Affiliation: University of Cambridge, Department of Genetics, Cambridge, UK
Keywords: j. endoplasmic reticulum; a. neural degeneration
The Hereditary Spastic Paraplegias (HSPs) are a group of rare, clinically and genetically heterogeneous, inherited neurodegenerative and neurodevelopmental diseases characterised by spasticity and lower limb weaknesses. More than 80 causative genes are known, and some of them imply the importance of endoplasmic reticulum (ER) -a neuron within a neuron- function and morphogenesis in HSPs. These HSP proteins are Spastin (SPG4), Atlastin (SPG3A), Receptor Expression Enhancing Protein 1 (REEP1/SPG31) and Reticulon (SPG12), which share a common feature of one or two intramembrane hairpin domains that can recognise or drive curvature of ER membrane.

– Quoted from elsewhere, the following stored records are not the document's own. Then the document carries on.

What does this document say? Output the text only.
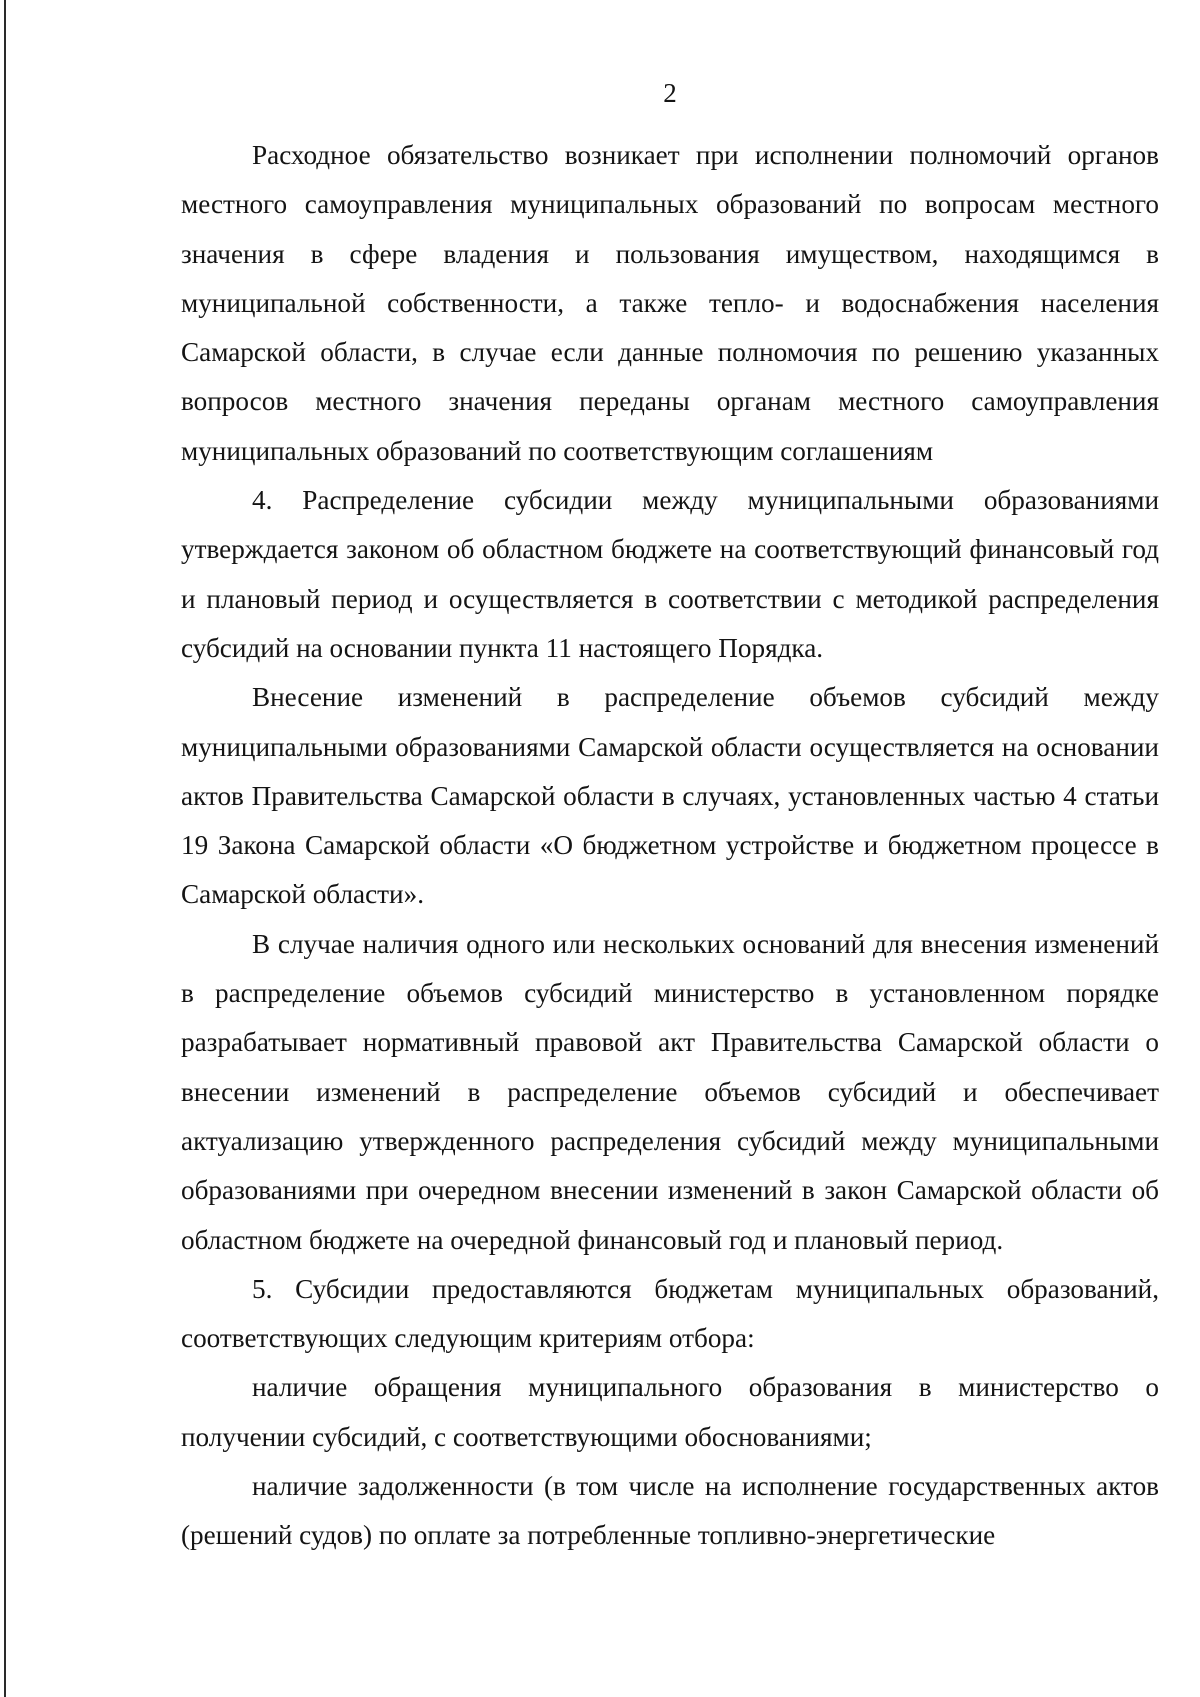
2

Расходное обязательство возникает при исполнении полномочий органов местного самоуправления муниципальных образований по вопросам местного значения в сфере владения и пользования имуществом, находящимся в муниципальной собственности, а также тепло- и водоснабжения населения Самарской области, в случае если данные полномочия по решению указанных вопросов местного значения переданы органам местного самоуправления муниципальных образований по соответствующим соглашениям

4. Распределение субсидии между муниципальными образованиями утверждается законом об областном бюджете на соответствующий финансовый год и плановый период и осуществляется в соответствии с методикой распределения субсидий на основании пункта 11 настоящего Порядка.

Внесение изменений в распределение объемов субсидий между муниципальными образованиями Самарской области осуществляется на основании актов Правительства Самарской области в случаях, установленных частью 4 статьи 19 Закона Самарской области «О бюджетном устройстве и бюджетном процессе в Самарской области».

В случае наличия одного или нескольких оснований для внесения изменений в распределение объемов субсидий министерство в установленном порядке разрабатывает нормативный правовой акт Правительства Самарской области о внесении изменений в распределение объемов субсидий и обеспечивает актуализацию утвержденного распределения субсидий между муниципальными образованиями при очередном внесении изменений в закон Самарской области об областном бюджете на очередной финансовый год и плановый период.

5. Субсидии предоставляются бюджетам муниципальных образований, соответствующих следующим критериям отбора:

наличие обращения муниципального образования в министерство о получении субсидий, с соответствующими обоснованиями;

наличие задолженности (в том числе на исполнение государственных актов (решений судов) по оплате за потребленные топливно-энергетические
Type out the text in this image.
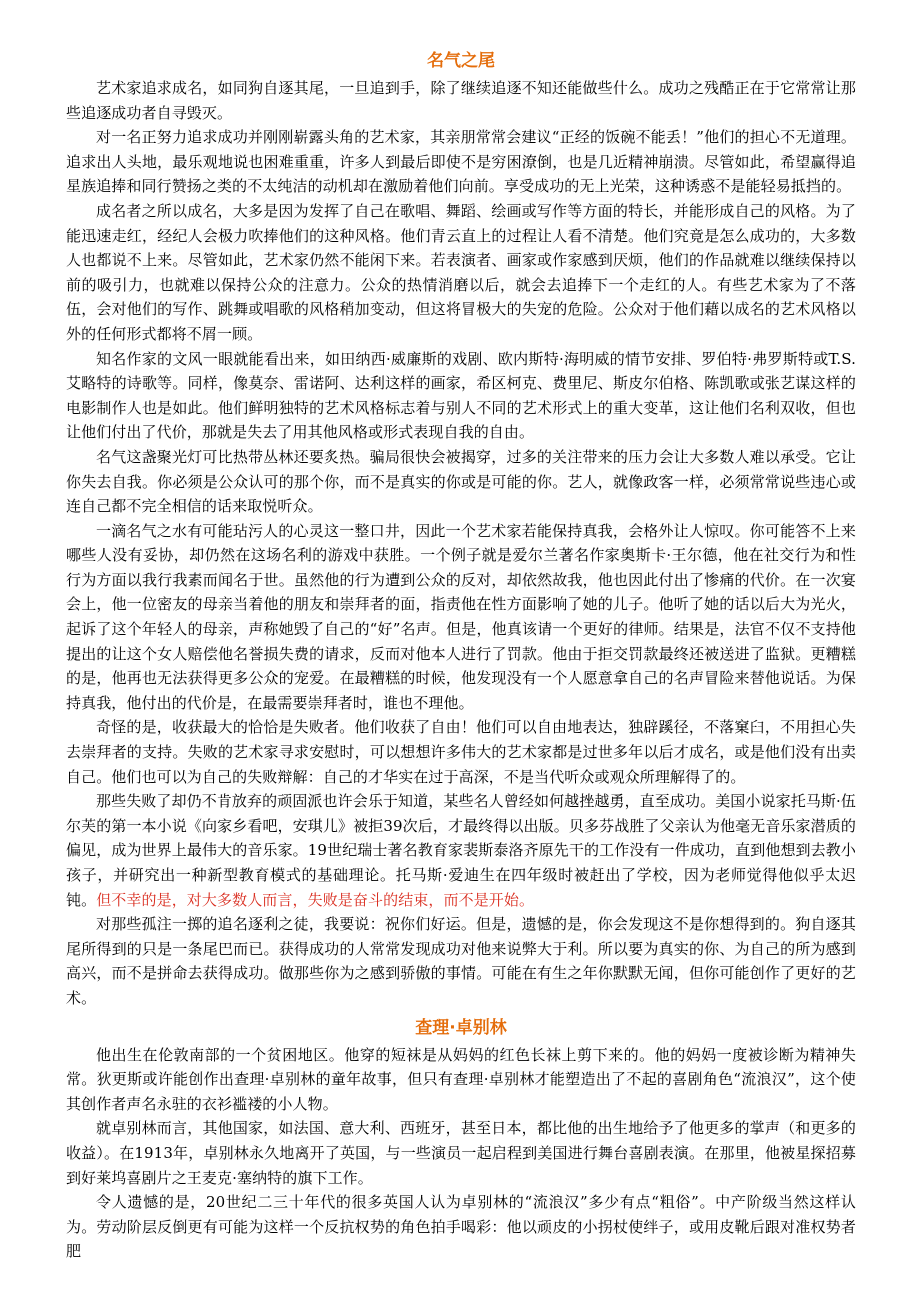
名气之尾

艺术家追求成名，如同狗自逐其尾，一旦追到手，除了继续追逐不知还能做些什么。成功之残酷正在于它常常让那些追逐成功者自寻毁灭。

对一名正努力追求成功并刚刚崭露头角的艺术家，其亲朋常常会建议“正经的饭碗不能丢！”他们的担心不无道理。追求出人头地，最乐观地说也困难重重，许多人到最后即使不是穷困潦倒，也是几近精神崩溃。尽管如此，希望赢得追星族追捧和同行赞扬之类的不太纯洁的动机却在激励着他们向前。享受成功的无上光荣，这种诱惑不是能轻易抵挡的。

成名者之所以成名，大多是因为发挥了自己在歌唱、舞蹈、绘画或写作等方面的特长，并能形成自己的风格。为了能迅速走红，经纪人会极力吹捧他们的这种风格。他们青云直上的过程让人看不清楚。他们究竟是怎么成功的，大多数人也都说不上来。尽管如此，艺术家仍然不能闲下来。若表演者、画家或作家感到厌烦，他们的作品就难以继续保持以前的吸引力，也就难以保持公众的注意力。公众的热情消磨以后，就会去追捧下一个走红的人。有些艺术家为了不落伍，会对他们的写作、跳舞或唱歌的风格稍加变动，但这将冒极大的失宠的危险。公众对于他们藉以成名的艺术风格以外的任何形式都将不屑一顾。

知名作家的文风一眼就能看出来，如田纳西·威廉斯的戏剧、欧内斯特·海明威的情节安排、罗伯特·弗罗斯特或T.S.艾略特的诗歌等。同样，像莫奈、雷诺阿、达利这样的画家，希区柯克、费里尼、斯皮尔伯格、陈凯歌或张艺谋这样的电影制作人也是如此。他们鲜明独特的艺术风格标志着与别人不同的艺术形式上的重大变革，这让他们名利双收，但也让他们付出了代价，那就是失去了用其他风格或形式表现自我的自由。

名气这盏聚光灯可比热带丛林还要炙热。骗局很快会被揭穿，过多的关注带来的压力会让大多数人难以承受。它让你失去自我。你必须是公众认可的那个你，而不是真实的你或是可能的你。艺人，就像政客一样，必须常常说些违心或连自己都不完全相信的话来取悦听众。

一滴名气之水有可能玷污人的心灵这一整口井，因此一个艺术家若能保持真我，会格外让人惊叹。你可能答不上来哪些人没有妥协，却仍然在这场名利的游戏中获胜。一个例子就是爱尔兰著名作家奥斯卡·王尔德，他在社交行为和性行为方面以我行我素而闻名于世。虽然他的行为遭到公众的反对，却依然故我，他也因此付出了惨痛的代价。在一次宴会上，他一位密友的母亲当着他的朋友和崇拜者的面，指责他在性方面影响了她的儿子。他听了她的话以后大为光火，起诉了这个年轻人的母亲，声称她毁了自己的“好”名声。但是，他真该请一个更好的律师。结果是，法官不仅不支持他提出的让这个女人赔偿他名誉损失费的请求，反而对他本人进行了罚款。他由于拒交罚款最终还被送进了监狱。更糟糕的是，他再也无法获得更多公众的宠爱。在最糟糕的时候，他发现没有一个人愿意拿自己的名声冒险来替他说话。为保持真我，他付出的代价是，在最需要崇拜者时，谁也不理他。

奇怪的是，收获最大的恰恰是失败者。他们收获了自由！他们可以自由地表达，独辟蹊径，不落窠臼，不用担心失去崇拜者的支持。失败的艺术家寻求安慰时，可以想想许多伟大的艺术家都是过世多年以后才成名，或是他们没有出卖自己。他们也可以为自己的失败辩解：自己的才华实在过于高深，不是当代听众或观众所理解得了的。

那些失败了却仍不肯放弃的顽固派也许会乐于知道，某些名人曾经如何越挫越勇，直至成功。美国小说家托马斯·伍尔芙的第一本小说《向家乡看吧，安琪儿》被拒39次后，才最终得以出版。贝多芬战胜了父亲认为他毫无音乐家潜质的偏见，成为世界上最伟大的音乐家。19世纪瑞士著名教育家裴斯泰洛齐原先干的工作没有一件成功，直到他想到去教小孩子，并研究出一种新型教育模式的基础理论。托马斯·爱迪生在四年级时被赶出了学校，因为老师觉得他似乎太迟钝。但不幸的是，对大多数人而言，失败是奋斗的结束，而不是开始。

对那些孤注一掷的追名逐利之徒，我要说：祝你们好运。但是，遗憾的是，你会发现这不是你想得到的。狗自逐其尾所得到的只是一条尾巴而已。获得成功的人常常发现成功对他来说弊大于利。所以要为真实的你、为自己的所为感到高兴，而不是拼命去获得成功。做那些你为之感到骄傲的事情。可能在有生之年你默默无闻，但你可能创作了更好的艺术。

查理·卓别林

他出生在伦敦南部的一个贫困地区。他穿的短袜是从妈妈的红色长袜上剪下来的。他的妈妈一度被诊断为精神失常。狄更斯或许能创作出查理·卓别林的童年故事，但只有查理·卓别林才能塑造出了不起的喜剧角色“流浪汉”，这个使其创作者声名永驻的衣衫褴褛的小人物。

就卓别林而言，其他国家，如法国、意大利、西班牙，甚至日本，都比他的出生地给予了他更多的掌声（和更多的收益）。在1913年，卓别林永久地离开了英国，与一些演员一起启程到美国进行舞台喜剧表演。在那里，他被星探招募到好莱坞喜剧片之王麦克·塞纳特的旗下工作。

令人遗憾的是，20世纪二三十年代的很多英国人认为卓别林的“流浪汉”多少有点“粗俗”。中产阶级当然这样认为。劳动阶层反倒更有可能为这样一个反抗权势的角色拍手喝彩：他以顽皮的小拐杖使绊子，或用皮靴后跟对准权势者肥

Proteins of the REEP and reticulon families appear to be responsible for forming most peripheral ER tubules in yeast. In Drosophila, removing these families leads to fewer ER tubules in axons, of wider diameter, although there is no widespread absence of tubules. Therefore, other proteins must be involved in shaping the tubular ER network in Drosophila axons. Another HSP protein with predicted hairpin domains is C19orf12; this is therefore another candidate protein for contributing to shaping the axon ER network. Mutations in this gene are found in patients with autosomal recessive HSP and Neurodegeneration with Brain Iron Accumulation (NBIA). C19orf12 protein colocalises with mitochondria and ER, and with ERmitochondria contacts. Most C19orf12 mutations are found in predicted transmembrane (TM) regions. To investigate possible roles of C19orf12 in ER and mitochondria structure and function, we have generated loss-of-function mutants of the widely expressed Drosophila ortholog of C19orf12, CG3740, using P element excision and CRISPR/cas9. These mutants are homozygous viable, as are quadruple mutants lacking CG3740 and all the widely expressed reticulon and REEP proteins, suggesting that these 4 proteins together are not sufficient for tubular ER formation. Testing of ER and mitochondria morphology in these mutants is in progress. For this purpose, we have also generated flies carrying a split-GFP reporter for ER-mitochondrial sites. To identify additional candidate proteins for ER shaping, we have also performed bioinformatic analyses of proteins shown by proteomic analysis to be enriched on ER tubules. These analyses have identified most of the known proteins with roles in ER shaping, implying that it may also be a good way to identify additional proteins with similar roles.